Moore has been raising alarms in recent weeks about what he sees as the Chinese government’s potential use of U.S. student visas for other activities. Last month, he wrote a letter to Newsweek magazine, publicly calling for attention for the first time to the potential abuse of the U.S. student visa program by the Chinese Communist Party.

“Just last year, the FBI charged five Chinese students here on student visas after they were caught taking photos of a joint live-fire military exercise between the United States and Taiwan,” he said in a statement. “This cannot continue.”

Federal authorities in October charged five Chinese nationals, who were students at the University of Michigan, with lying and trying to cover their tracks about a nighttime visit to a remote Michigan military base where thousands of troops gathered for summer exercises.

According to a criminal complaint filed in federal court, the incident took place in the summer of 2023, and they are accused of misleading investigators about their actions and conspiring to erase photos from their phones.

The FBI said the five men all graduated from the University of Michigan in the spring of 2024. They participated in a joint program between the university and Shanghai Jiao Tong University in China. The document did not reveal the current whereabouts of the five.

Congressman Moore said Congress must take action to address “China’s abuse of our student visa program.”

“It’s time to turn off the valve and immediately ban all student visas to Chinese citizens,” Moore said.
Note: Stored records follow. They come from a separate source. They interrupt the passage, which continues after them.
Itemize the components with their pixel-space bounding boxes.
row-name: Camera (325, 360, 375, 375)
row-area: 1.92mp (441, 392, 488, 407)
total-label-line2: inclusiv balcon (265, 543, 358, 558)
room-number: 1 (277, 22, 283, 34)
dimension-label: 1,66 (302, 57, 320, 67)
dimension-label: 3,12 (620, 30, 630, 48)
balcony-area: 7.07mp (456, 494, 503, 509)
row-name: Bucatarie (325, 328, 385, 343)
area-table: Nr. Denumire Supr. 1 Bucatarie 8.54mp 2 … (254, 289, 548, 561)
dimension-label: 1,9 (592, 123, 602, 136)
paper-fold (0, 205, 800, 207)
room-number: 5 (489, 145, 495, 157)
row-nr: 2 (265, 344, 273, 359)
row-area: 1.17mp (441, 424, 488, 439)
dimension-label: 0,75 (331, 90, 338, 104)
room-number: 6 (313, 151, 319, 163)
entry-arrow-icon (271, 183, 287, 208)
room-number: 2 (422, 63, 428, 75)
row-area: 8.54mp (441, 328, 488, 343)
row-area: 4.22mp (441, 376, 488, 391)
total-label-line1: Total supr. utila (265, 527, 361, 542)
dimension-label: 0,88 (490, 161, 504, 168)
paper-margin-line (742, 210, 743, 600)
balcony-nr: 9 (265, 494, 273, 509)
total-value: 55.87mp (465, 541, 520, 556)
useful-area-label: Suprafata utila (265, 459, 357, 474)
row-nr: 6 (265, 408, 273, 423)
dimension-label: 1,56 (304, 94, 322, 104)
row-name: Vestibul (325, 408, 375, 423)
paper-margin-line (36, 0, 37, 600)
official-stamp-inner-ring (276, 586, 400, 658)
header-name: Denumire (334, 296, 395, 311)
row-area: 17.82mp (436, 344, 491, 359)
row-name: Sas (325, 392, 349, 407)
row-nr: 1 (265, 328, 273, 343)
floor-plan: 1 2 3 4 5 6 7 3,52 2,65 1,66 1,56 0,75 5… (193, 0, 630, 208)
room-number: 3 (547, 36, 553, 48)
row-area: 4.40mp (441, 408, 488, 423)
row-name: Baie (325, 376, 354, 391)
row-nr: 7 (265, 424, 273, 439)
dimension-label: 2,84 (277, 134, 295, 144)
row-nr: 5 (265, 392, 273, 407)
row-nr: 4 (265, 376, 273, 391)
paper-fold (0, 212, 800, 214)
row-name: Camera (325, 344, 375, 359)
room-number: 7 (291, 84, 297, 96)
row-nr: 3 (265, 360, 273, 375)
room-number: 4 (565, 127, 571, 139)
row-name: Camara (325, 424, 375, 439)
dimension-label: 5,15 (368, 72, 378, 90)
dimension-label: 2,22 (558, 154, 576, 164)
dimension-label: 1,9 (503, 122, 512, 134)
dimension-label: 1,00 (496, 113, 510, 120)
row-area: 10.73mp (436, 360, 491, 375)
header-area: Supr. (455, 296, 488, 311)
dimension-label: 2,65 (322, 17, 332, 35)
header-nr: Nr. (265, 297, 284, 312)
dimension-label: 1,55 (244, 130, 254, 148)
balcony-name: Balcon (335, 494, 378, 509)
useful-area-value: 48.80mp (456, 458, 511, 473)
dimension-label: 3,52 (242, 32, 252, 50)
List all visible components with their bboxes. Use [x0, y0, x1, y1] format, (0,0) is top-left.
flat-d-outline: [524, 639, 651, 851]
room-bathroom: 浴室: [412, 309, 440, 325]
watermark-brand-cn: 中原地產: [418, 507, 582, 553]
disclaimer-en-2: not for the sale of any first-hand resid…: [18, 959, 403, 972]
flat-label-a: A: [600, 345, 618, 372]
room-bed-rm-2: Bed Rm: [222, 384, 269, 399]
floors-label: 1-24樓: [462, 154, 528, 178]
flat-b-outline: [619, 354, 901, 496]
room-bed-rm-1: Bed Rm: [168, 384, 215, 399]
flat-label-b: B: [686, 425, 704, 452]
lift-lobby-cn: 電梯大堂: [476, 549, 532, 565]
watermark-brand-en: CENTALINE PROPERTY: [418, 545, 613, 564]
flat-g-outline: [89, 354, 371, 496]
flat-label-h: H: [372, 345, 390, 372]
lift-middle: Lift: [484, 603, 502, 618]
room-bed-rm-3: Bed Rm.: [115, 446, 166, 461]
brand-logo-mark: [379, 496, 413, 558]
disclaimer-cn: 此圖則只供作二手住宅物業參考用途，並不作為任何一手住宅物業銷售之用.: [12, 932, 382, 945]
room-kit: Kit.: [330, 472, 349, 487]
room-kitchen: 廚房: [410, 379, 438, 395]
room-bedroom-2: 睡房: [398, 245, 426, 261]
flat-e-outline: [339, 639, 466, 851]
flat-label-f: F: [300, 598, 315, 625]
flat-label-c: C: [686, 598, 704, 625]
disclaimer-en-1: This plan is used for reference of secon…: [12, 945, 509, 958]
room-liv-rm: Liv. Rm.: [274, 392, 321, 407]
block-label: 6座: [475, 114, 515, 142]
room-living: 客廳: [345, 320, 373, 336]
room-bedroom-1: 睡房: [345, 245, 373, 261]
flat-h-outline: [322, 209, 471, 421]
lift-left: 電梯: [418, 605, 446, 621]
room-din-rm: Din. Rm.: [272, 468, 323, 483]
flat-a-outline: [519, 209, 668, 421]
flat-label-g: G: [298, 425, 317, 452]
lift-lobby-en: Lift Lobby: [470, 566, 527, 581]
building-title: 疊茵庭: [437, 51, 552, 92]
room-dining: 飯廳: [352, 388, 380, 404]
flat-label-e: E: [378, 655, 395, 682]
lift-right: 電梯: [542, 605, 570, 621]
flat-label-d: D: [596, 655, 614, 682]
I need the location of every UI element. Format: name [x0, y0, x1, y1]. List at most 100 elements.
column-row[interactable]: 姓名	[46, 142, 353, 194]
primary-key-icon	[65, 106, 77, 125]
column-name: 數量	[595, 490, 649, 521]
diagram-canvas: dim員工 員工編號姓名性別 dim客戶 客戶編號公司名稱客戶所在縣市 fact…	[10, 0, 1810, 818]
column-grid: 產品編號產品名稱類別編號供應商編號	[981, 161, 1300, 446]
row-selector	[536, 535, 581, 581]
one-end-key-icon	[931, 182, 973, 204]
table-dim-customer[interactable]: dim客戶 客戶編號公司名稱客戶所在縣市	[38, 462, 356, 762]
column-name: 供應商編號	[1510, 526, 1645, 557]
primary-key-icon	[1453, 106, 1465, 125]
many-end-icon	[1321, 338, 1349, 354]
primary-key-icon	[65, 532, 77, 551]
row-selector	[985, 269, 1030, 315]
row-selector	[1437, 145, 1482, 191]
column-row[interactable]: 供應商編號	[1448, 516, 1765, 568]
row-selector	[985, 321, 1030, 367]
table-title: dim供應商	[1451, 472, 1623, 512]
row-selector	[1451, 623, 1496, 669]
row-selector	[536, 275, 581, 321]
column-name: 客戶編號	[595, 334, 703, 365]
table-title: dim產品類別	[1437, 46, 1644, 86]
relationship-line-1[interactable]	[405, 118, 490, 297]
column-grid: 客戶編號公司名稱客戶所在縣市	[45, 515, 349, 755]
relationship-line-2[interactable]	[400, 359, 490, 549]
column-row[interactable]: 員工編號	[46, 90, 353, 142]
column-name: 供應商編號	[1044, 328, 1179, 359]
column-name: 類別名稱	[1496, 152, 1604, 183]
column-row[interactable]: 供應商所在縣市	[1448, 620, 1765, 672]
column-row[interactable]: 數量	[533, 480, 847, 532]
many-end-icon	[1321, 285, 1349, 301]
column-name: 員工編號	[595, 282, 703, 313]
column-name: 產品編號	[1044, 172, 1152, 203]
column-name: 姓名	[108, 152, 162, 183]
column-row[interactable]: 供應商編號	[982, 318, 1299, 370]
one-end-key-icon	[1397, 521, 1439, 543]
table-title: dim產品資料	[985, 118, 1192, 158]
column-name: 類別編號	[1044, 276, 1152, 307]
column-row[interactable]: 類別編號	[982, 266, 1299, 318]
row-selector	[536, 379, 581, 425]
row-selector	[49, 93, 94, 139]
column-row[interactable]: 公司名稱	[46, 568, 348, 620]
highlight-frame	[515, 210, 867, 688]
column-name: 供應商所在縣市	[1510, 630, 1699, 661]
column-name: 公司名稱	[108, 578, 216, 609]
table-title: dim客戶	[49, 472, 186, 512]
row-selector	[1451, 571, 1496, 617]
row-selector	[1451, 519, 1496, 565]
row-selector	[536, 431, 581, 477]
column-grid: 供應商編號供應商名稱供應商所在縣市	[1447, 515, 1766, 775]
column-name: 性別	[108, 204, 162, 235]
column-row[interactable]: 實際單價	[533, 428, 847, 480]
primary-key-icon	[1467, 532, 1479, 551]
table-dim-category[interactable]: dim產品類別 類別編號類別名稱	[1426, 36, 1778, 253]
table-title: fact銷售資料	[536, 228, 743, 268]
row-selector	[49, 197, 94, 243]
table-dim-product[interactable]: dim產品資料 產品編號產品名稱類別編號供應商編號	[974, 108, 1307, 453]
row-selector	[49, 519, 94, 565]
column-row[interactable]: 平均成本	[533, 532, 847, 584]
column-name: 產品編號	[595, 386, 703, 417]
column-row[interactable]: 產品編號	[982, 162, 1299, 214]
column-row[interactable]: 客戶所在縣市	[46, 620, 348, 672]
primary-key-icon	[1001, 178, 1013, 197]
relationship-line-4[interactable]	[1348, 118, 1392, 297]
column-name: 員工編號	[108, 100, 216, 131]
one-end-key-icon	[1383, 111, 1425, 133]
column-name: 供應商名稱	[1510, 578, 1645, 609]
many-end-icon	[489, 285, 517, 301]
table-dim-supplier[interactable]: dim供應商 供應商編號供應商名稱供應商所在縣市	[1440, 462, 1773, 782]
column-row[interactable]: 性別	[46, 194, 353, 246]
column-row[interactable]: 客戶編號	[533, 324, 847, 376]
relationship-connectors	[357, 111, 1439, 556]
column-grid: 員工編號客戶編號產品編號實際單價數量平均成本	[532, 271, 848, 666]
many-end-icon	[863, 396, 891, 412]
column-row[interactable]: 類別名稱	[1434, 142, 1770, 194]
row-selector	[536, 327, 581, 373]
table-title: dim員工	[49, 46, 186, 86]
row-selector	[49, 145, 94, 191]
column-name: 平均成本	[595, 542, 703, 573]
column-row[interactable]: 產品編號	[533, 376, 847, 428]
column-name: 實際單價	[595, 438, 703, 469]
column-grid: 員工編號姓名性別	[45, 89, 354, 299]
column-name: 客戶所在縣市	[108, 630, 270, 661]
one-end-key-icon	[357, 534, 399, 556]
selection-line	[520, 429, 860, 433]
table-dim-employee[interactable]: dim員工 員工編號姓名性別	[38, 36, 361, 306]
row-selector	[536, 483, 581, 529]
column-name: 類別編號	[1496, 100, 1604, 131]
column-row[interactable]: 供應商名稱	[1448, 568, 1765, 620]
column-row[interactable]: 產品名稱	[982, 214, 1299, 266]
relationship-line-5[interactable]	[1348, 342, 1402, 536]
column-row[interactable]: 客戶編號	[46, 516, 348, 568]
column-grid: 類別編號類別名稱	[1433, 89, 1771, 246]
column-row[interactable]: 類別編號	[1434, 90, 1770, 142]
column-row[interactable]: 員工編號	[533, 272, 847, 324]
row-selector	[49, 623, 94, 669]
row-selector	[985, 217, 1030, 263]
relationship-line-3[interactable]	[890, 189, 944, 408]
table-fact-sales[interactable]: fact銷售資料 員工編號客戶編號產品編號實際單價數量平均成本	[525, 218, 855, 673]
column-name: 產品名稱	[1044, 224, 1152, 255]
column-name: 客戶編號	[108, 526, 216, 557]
The bill has been co-sponsored by five other Republicans, including Rep. Brandon Gill of Texas, Rep. Scott Perry of Pennsylvania, Rep. Troy Nehls of Texas, Rep. Andy Ogles of Tennessee and Rep. Addison McDowell of North Carolina.

“The Chinese Communist Party is fundamentally antithetical to our American values, yet we have issued hundreds of thousands of student visas to Chinese nationals, many of whom are actually state-sponsored spies,” Rep. Gill said in the statement.

“It is completely unconscionable and threatening that we allow 300,000 Chinese citizens into American academic institutions while the Chinese Communist Party is attempting to undermine our national security,” said Congressman Perry.

The bill immediately sparked a backlash from Asian American organizations. Asian Americans Advancing Justice, an Asian American rights organization, issued a statement after the bill was introduced, saying, “We strongly oppose the practice of portraying all Chinese students as a threat, and warn everyone not to make racial profiling based on region rather than facts.”

The bill, pushed by Republicans in the House of Representatives, faces an uncertain future after its introduction. Any bill must be passed by both the House and the Senate in a consistent version before it can be sent to the president for signature.